Technology

LG's Second-Rate Simple Cell


The low-priced VX3300 mobile phone goes so far in stripping out bells and whistles that using it is something of a chore

Sometimes you're the washing machine, and sometimes you're the pants. And sometimes you're the cell phone that's no longer covered by a warranty because it was accidentally left in the pants when they were put in the washing machine.

Not everybody wants to plunk down big bucks for a high-end cell phone. Others, like me, don't have much of a choice. After I accidentally destroyed my Verizon Wireless (VZ) phone earlier this year, I found myself out of warranty and no longer eligible for an upgrade (see BW Online, 1/24/06, "Nokia's Bare Essentials 2128i"). That means I would have had to pay the drastically higher full retail price if I wanted a replacement. Instead I've gone down-market.

NOTHING TO SEE.

So, to find the best phone for the lowest price, I've decided to review what are known as "send-and-end" phones -- handsets that come with few bells and whistles (no cameras or Web access here), but handle the basics. This week I'm checking out LG's budget model, the VX3300. Its full retail price is $180, making it slightly more expensive than Verizon's cheapest phones, which retail for about $150. You can get it free if you sign up for a two-year agreement online.

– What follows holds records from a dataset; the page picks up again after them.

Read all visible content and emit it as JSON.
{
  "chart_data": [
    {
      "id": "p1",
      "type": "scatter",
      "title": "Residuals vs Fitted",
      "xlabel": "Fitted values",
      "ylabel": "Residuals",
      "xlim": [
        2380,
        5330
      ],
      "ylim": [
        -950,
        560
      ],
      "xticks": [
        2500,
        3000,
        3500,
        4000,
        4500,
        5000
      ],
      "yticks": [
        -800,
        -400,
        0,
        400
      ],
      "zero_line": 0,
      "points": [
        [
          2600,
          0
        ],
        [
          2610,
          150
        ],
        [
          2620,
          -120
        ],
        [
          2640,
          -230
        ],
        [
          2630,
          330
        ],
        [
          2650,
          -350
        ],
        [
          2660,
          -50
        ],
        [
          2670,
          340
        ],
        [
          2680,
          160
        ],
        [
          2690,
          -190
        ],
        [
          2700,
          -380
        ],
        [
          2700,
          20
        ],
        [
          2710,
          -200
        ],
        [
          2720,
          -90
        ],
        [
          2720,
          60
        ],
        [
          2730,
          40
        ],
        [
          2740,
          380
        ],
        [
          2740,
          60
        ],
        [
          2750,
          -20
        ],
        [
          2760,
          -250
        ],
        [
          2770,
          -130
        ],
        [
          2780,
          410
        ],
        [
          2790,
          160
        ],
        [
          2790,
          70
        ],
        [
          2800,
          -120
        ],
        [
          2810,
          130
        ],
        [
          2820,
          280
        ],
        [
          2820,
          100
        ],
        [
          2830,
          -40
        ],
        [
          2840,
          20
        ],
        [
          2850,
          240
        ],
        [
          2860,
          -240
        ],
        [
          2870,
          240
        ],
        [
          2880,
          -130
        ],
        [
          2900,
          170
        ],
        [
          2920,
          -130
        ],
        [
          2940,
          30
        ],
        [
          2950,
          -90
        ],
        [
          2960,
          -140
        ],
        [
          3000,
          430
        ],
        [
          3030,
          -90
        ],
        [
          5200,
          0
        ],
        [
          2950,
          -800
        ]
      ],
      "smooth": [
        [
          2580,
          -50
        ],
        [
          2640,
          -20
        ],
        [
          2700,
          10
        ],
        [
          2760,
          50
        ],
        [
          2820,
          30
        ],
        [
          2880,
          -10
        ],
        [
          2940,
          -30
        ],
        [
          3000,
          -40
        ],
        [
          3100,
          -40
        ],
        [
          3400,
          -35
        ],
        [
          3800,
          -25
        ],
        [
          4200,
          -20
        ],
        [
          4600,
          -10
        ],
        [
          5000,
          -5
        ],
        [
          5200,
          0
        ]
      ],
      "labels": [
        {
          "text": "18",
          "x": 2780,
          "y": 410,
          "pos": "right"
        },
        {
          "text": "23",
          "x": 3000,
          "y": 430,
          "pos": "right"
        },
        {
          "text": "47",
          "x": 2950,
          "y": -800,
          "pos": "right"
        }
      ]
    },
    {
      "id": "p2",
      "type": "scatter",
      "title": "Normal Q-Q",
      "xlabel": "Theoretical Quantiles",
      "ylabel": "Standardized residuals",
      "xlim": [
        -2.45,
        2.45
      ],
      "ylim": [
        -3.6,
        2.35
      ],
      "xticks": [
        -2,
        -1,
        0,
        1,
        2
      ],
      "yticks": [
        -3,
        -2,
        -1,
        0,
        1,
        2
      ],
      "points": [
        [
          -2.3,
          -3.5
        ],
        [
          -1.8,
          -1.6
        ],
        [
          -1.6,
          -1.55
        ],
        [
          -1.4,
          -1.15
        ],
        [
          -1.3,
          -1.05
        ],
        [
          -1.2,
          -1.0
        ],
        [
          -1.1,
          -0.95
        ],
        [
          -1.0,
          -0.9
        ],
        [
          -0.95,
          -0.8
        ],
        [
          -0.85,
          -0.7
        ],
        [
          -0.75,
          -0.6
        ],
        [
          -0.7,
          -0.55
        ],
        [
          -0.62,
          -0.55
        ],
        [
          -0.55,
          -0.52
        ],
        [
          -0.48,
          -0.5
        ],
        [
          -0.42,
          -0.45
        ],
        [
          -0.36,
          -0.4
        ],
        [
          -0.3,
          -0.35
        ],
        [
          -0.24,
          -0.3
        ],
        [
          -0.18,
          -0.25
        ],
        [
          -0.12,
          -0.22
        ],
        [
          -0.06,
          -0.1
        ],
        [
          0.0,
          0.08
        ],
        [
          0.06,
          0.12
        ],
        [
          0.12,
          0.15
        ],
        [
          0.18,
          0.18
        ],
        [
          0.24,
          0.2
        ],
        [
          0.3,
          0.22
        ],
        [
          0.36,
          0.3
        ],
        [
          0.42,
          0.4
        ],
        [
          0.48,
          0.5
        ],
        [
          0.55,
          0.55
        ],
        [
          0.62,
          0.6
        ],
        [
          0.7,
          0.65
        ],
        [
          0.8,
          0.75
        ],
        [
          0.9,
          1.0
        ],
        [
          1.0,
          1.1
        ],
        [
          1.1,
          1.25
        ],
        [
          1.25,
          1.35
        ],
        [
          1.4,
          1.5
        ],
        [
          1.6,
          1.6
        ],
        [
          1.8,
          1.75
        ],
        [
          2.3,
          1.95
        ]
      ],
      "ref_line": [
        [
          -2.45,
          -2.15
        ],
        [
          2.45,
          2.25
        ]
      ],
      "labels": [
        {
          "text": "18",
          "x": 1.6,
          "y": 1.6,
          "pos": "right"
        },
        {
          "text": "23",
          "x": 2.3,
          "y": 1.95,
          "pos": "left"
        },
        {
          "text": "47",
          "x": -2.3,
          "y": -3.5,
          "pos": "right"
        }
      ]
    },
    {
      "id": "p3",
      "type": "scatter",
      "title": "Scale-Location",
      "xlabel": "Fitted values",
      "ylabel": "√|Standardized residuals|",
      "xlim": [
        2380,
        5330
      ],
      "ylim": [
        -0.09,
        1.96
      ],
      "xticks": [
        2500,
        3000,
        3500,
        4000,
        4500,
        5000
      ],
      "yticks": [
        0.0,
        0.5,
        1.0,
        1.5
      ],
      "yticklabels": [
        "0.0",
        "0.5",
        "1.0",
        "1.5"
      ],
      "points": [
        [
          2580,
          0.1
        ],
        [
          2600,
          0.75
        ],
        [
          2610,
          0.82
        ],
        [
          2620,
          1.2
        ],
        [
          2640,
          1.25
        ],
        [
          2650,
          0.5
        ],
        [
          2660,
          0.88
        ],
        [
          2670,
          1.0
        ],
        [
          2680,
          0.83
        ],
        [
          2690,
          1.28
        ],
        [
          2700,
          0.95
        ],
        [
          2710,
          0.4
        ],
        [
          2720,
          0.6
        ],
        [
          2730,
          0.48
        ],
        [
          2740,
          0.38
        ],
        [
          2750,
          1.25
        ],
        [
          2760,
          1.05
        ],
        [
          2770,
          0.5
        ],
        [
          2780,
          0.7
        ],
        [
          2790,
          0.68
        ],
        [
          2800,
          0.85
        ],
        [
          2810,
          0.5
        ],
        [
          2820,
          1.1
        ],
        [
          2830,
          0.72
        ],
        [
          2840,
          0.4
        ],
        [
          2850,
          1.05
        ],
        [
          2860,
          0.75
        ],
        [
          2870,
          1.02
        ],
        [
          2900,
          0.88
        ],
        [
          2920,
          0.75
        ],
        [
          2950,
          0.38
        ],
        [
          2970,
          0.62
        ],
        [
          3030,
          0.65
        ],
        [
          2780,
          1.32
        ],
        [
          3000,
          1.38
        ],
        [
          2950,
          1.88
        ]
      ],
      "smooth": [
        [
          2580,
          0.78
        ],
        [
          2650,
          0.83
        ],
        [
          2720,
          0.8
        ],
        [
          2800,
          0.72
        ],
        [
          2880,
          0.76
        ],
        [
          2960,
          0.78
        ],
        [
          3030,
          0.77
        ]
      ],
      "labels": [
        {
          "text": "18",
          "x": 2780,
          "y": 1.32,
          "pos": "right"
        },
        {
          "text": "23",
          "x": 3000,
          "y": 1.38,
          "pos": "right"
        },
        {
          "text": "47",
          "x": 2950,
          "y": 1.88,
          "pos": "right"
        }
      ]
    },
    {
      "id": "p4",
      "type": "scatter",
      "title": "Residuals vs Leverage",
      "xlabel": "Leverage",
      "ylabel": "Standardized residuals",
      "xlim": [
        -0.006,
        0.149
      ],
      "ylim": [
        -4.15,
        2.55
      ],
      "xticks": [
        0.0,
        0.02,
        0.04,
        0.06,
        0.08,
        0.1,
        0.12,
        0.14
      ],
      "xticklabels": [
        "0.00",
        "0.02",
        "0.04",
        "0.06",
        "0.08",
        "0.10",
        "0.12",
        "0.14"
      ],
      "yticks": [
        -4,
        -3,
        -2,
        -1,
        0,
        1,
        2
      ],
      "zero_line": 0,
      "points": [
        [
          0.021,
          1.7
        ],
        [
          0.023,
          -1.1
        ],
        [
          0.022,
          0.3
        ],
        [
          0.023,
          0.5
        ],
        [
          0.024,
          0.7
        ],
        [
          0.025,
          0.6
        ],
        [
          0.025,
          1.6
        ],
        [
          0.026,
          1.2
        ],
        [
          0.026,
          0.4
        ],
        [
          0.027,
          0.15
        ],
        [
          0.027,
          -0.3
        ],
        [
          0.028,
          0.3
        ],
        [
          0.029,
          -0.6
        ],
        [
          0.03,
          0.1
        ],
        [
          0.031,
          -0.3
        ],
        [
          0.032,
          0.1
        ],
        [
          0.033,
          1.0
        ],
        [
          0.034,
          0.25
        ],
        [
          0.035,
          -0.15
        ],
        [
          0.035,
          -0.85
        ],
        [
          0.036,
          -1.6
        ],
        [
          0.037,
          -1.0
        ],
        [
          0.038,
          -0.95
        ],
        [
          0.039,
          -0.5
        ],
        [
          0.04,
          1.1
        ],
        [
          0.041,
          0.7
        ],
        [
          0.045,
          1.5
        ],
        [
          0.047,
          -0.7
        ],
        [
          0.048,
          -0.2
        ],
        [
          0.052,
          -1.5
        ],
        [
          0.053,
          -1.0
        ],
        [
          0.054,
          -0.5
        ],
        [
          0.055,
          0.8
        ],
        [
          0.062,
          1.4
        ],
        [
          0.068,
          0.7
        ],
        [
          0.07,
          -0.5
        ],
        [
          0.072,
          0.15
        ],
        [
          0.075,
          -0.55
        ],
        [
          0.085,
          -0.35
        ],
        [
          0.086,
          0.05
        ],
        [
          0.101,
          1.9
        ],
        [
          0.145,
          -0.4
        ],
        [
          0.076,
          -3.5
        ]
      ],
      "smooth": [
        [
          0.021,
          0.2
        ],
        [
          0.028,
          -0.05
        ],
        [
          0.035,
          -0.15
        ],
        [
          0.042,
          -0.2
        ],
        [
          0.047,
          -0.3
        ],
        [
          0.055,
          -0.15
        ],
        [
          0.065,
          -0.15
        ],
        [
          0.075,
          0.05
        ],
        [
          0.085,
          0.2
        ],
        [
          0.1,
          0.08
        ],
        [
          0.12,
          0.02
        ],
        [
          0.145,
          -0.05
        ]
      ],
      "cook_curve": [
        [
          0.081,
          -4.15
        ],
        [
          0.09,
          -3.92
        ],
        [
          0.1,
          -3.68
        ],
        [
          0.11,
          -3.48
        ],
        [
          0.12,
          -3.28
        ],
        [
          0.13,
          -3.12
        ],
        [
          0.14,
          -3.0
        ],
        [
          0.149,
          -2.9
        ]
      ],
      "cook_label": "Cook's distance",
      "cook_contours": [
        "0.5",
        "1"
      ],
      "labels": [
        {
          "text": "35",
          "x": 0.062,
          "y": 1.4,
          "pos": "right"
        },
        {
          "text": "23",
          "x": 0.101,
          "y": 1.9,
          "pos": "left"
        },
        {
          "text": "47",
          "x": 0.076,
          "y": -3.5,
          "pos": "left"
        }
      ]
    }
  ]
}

In short, I was disappointed. The VX3300 doesn't handle the basics well enough for people who just want to make voice calls, and its attempts at extra features feel half-hearted.

The phone's appearance is passable. It comes with two interchangeable faceplates for the front -- one black with swirling blue pinstripes, the other a plain gunmetal grey -- but neither is particularly eye-catching. Flip it open, and it shows a color liquid-crystal-display screen.

The display resolution is pretty crude, and only a small handful of backdrops are available, some of them lame. After scrolling through a picture of a surfer, the Statue of Liberty, and a few generic abstract images, I settled on one that looked like outer space. Kind of. Nothing too exciting here.

POWER STRUGGLE.

It's not all bad, though. The LG VX3300 has a design that fits well in the hand, and the buttons are easy to reach and use (though I may be somewhat biased, since it's similar to other LG flip-phone models, including my last one). It's very easy to change the voice volume during a call, put the phone on speaker mode, or silence it with LG's "manner mode" -- a function that puts the ringer on vibrate and ensures that number keys and other phone functions won't make a peep. The menu screens are fairly straightforward to navigate, and it's easy to execute all of the phone's basic features, such as saving numbers, sending text messages, and setting an alarm clock.

Battery life and voice quality are both pretty mediocre on this model. For a phone with so few extra features, it really should excel in these categories. The phone has 208 minutes of talk time and 165 hours of standby time, according to Verizon.

After doing a spot check on Verizon's page, that's about on par with other flip phones -- most of which have more vivid display screens, Web access, and camera features. Still, it's a full hour less talk time than the Nokia (NOK) 2128i, one of the other stripped-down models that I'm reviewing. Sound quality was so-so, with voices muffled in some cases, but no worse than the average cell phone.

POOR IMITATION.

The VX3300 has a few small problems that, in aggregate, made using it a nuisance. First off, there's no display screen on the outside of the clamshell. So every time the phone rang, I had to flip it open to check who was calling, rather than just whipping it out of my pocket and giving it a quick glance. No external display also means that I had to physically open it up to check if I had voice mail or missed calls. (You can adjust the settings to vibrate when there is a message waiting, but the default "low beep" sound is pretty much inaudible.)

In addition, when you open the clamshell, there's a small delay before the internal LCD screen activates. This sounds very minor, but when you're flipping open the phone often, it gets tedious.

The LG VX3300 feels like a poor imitation of nicer models that come loaded with cameras, Web access, and Verizon's Get it Now marketplace of services such as games and ringtones. And it doesn't even get the basics right. If you're on a budget and want a good low-end phone, look elsewhere.